那天是政府搞的一次书法学术交流会,高秀腾被邀请为这次交流会的特约嘉宾,因此吸引了许多真正热爱书法的人前来参加。其实,他一贯是不怎么喜欢这类活动的。在这个全民都关注GDP的时代,这类交流会的意义往往在政府的授意下跟经济紧紧挂钩,从而失去了它原本的意义。那次也不例外。

一大堆所谓名家,有相当一部分是刚刚从某些个重要岗位上退下来的老干部,他们当着众多企业老板们随意挥毫泼墨一番,便收到一大片叫好声。这样的事情,在这个圈子里司空见惯。有时候圈内行家们聊起来都是觉得很奇怪,往往一些个所谓会长或者主席的作品,其实不如手下一些理事的作品更具专业性。那些个理事的作品呢,又通常不如一般会员的作品有味道有深度有想法。当然,也经常见到一些黑马,连个会员都不是,作品却让人耳目一新,如沐春风。高秀腾对此表示,这种现象其实是完全可以理解的。所谓会长也好,主席也好,说白了就是个官位,或官方的,或民间的,都不重要,我们不能要求一个当官的来追求其艺术造诣。所以,只要他们能带领行业内的其他人进步,便对得起自己的本职工作了。后来大家仔细琢磨了一下,觉得高老说的极有道理,便也都释然了。

场面需要,高秀腾也写了几幅作品,当时便被挂在了最重要的位置上摆了出来。围观的人很多,大家纷纷叫好。有说用笔精妙的,有说气势磅礴的,有说铁画银钩的,有说行云流水的,总之,就是什么好听说什么。高老听了也只是应付着笑笑。

史密斯教授作为中国文化的热爱者,也慕名前去。为了防止自己有看不懂的,特意叫了路安安陪他一起。路安安本身就对书法极度热爱,自然欣喜不已。

一走进会场,史密斯教授便傻眼了,幸亏叫上了路安安,不然,他这经常自诩为“中国通”的人来到这里可就老老实实被打回了“外国佬”的原型了。

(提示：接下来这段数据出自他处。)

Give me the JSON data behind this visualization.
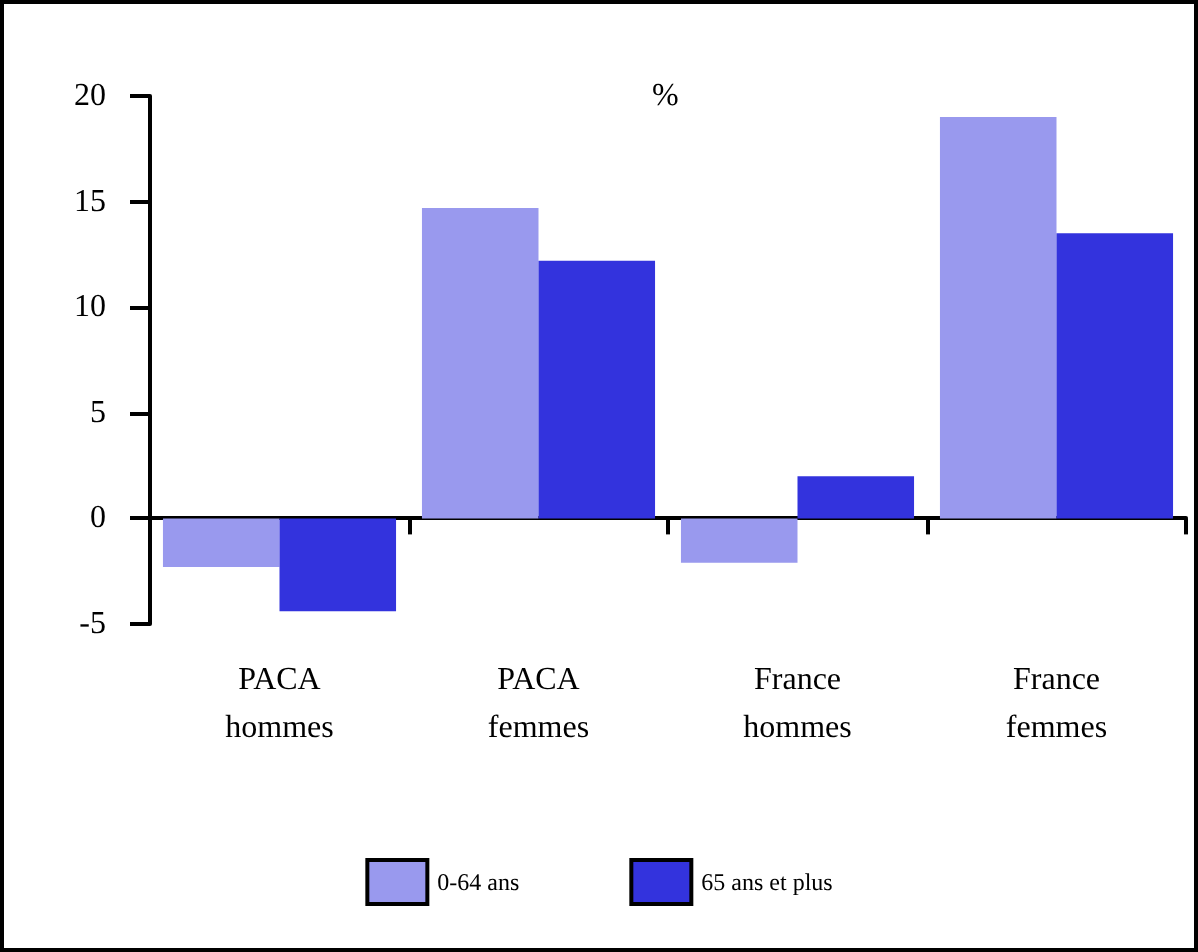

那些个楷书,他还能凑乎着念下来,那些个隶书也还勉强能蒙对几个,那些个篆书,嗯,则完全靠想象,至于那些个龙飞凤舞的草书,他只能瞪大眼睛,张着嘴巴,体会着震惊的无助感。路安安一路看着史密斯教授那孩子般的新奇模样,觉得甚是可爱,也为中国民族能把书法给传承光大而欣慰和自豪。

“安安,那些龙飞凤舞的字,你认识吗?我一个都看不懂。我看大部分的人好像都很喜欢那些字,一个个都赞不绝口。”史密斯教授问路安安。他其实对路安安是不抱什么希望的。一开始他还为自己欣赏不了这些优秀的字体而惭愧,后来发现,许多人也只是夸那些字好,并没有几个人能通顺的念出来。估计他们也有好多字不认识。这样一想,心里也就不那么难受了。

“史密斯教授,你好厉害啊!‘龙飞凤舞’和‘赞不绝口’,你都用对了啊!”这两个成语是路安安前些日子教给史密斯教授的,没想到他今天竟然已经可以很娴熟的使用了。

史密斯教授听到路安安夸奖他,很开心:“是吗?我真的用对了?OHMYGOD!简直太好了。这要感谢你,安安,你教的好。”

路安安笑了笑,继续到刚才的话题:“你刚才提到的那些龙飞凤舞的字,在书法里叫作草书。是中国书法字体的一种。比较难懂,很多专业的人都不一定能认得全,所以你不认得很正常。”

史密斯点点头:“哦,原来是这样啊。之前听说你也很喜欢书法。那些你也会写吗?”

路安安思考了片刻说:“有的会写,有的写不了。”

史密斯指着前面的一大幅草书问:“好多人刚才都在看这幅字,说是写的很好,你能看得懂吗?到底哪里好?”

路安安走进仔细看了一下说:“嗯,这是高秀腾老先生写的王勃的《滕王阁序》。”